Excerpts from Jim Conrad's
Naturalist Newsletter
from the May 12, 2013 Newsletter issued from the Frio Canyon Nature Education Center in northern Uvalde County, southwestern Texas, on the southern border of the Edwards Plateau; elevation ~1750m (~5750 ft); N29.62°, W99.86°; USA
PRAIRIE PHLOX
Down inside knee-high grass in patches of prairie here and there nowadays you can find the foot-tall, purple-flowered wildflower blossoming shown above.
With corollas of that color and that particular shape -- slender tubes topped by five horizontally spreading lobes -- and with two leaves per stem node (opposite leaves) anyone halfway familiar with North American wildflowers or common garden plants will recognize this as a phlox, a member of the Phlox Family, the Polemoniaceae.

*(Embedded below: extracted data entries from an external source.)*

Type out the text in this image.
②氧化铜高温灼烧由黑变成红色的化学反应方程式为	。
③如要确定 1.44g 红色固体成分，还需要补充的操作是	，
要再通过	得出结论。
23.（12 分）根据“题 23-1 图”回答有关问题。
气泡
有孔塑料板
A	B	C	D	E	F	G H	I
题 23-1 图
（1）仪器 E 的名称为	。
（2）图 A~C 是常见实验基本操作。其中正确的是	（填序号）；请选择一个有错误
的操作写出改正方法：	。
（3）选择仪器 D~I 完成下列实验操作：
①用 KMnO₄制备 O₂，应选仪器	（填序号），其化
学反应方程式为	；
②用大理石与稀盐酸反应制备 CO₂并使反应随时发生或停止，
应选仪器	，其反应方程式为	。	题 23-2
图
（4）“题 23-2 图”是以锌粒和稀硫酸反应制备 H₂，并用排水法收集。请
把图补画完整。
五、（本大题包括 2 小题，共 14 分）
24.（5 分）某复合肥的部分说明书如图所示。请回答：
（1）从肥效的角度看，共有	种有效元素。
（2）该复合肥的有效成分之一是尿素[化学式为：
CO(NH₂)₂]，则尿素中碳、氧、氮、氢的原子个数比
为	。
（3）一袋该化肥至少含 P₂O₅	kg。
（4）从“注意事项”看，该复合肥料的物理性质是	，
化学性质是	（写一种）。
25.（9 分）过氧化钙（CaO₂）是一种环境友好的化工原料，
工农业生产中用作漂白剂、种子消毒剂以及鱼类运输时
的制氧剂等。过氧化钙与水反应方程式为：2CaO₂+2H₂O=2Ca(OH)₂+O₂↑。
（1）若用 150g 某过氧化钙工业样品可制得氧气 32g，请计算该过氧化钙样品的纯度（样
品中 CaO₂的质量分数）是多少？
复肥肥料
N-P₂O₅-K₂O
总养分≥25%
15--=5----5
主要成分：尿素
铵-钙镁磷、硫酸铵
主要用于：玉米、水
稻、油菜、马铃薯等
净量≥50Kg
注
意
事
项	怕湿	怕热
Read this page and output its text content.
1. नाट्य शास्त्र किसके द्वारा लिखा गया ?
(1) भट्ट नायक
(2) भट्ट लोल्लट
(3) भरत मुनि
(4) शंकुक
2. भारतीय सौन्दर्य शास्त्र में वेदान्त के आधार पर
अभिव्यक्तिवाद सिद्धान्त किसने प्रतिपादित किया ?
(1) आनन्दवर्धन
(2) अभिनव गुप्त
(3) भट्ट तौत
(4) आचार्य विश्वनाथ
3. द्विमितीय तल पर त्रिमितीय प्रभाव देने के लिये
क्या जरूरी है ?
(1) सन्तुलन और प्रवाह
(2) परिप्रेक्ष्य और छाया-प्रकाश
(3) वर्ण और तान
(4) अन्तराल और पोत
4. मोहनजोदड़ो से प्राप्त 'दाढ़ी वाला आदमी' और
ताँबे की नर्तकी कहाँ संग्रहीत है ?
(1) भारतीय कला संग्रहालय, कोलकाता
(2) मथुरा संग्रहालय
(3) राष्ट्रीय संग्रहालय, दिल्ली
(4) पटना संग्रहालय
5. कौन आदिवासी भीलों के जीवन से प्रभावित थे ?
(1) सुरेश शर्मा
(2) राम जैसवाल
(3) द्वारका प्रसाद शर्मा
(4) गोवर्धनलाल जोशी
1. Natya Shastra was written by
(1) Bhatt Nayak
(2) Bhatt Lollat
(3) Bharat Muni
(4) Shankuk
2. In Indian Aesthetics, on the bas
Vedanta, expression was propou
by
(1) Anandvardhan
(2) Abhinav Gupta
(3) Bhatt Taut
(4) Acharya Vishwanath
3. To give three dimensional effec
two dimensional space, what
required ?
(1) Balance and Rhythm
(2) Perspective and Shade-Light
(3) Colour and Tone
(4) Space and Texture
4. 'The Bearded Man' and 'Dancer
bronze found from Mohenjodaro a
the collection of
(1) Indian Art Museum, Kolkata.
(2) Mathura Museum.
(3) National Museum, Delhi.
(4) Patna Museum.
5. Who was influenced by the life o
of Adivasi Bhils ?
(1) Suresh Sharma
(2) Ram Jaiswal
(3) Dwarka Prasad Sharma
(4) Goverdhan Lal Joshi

In our area we have two common phlox species. The other species, the Goldeneye Phlox, displays a conspicuous golden eye at the blossom's center, which our species doesn't. The species in the picture is about equally known as the Prairie Phlox and the Downy Phlox. It's PHLOX PILOSA, occurring throughout most of the eastern US, though absent from New England and the Appalachians. It's most common in the westernmost states of Eastern North America.
A pretty picture suggesting why one name of the plant is Downy Phlox can be seen below:
The long hairs on the calyx and long, slightly curved corolla tube are soft to the touch. A longitudinal section of a blossom showing that the hairs are gland tipped, and that the stamens -- typical for the genus Phlox -- are inserted on the corolla tube at different levels, is seen below:
Huron Smith's 1928 publication Ethnobotany of the Meskwaki Indians, dealing with the Fox Tribe, reports that Prairie Phlox roots were used as "love medicine." In other cultures, traditionally a tea of the leaves was used externally to treat eczema.